Advisers have been urged to try to understand a client’s unconscious beliefs in order to ensure they stick to their financial plan.
Speaking at the Intelliflo Change the Game conference today (November 4), Catherine Morgan, adviser and financial coach, said a client’s unconscious belief systems would drive whether they were “intrinsically or extrinsically motivated”.
This, in turn, could help advisers understand if their clients were “trying to move away from something like scarcity or fear” or “seeking new pleasure in their life”, which could shine a light on their underlying motivations and therefore, what would make them stick to a financial plan.
She said: “What we want our clients to be doing when we build financial plans is to relate it to what is going to internally motivate them, which is going to be long-term towards something pleasurable.
“This is where looking at their unconscious patterns is really valuable. You can ask clients, what are your values? What guides them to do what they do every single day?
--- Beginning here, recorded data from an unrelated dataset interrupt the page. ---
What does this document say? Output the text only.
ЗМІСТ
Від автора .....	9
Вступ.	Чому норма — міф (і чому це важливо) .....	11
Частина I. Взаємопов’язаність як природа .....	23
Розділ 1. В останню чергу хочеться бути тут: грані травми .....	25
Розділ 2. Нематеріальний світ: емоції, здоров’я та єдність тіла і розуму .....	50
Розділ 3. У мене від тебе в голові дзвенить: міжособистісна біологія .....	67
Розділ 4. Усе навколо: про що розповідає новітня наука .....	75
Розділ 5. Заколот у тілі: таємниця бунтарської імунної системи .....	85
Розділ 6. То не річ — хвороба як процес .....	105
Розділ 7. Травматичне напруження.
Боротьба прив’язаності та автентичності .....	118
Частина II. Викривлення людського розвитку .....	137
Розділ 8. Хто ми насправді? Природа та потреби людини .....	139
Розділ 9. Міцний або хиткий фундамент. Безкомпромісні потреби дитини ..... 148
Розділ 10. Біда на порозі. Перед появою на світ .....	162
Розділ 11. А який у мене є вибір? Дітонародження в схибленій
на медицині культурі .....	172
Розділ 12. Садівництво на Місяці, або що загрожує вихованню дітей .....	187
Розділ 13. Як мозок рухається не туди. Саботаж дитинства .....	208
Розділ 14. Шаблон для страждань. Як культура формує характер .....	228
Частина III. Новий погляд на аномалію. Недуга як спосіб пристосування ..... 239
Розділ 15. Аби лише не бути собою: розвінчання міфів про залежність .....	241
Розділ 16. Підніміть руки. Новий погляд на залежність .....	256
“If you think about what makes you really mad and cross, or perhaps really satisfied, those are a guide to what your values might be.”
Ms Morgan told the adviser listeners that a client’s relationship with money stemmed from several different places, such as generational trauma — inheriting beliefs about money from parents and grandparents —, societal influences such as social media, or the ‘keeping up with the neighbours’ pressure, or cultural and religious beliefs.
She said: “When we take this into the context of motivation and values, we can seek to really understand what is driving our clients to be motivated.
“But we often look at the logic-based side of money, involving cash flows and yields and drawdown amounts, and this doesn’t help clients change how they think and feel about money.”
According to Ms Morgan, some 90 per cent of decisions made stemmed from these unconscious beliefs which were likely underpinning how clients act with their money.
Behavioural science within financial planning is becoming a growing phenomenon, with some commentators claiming that the relationship between the adviser and client is more important to financial returns than asset allocation.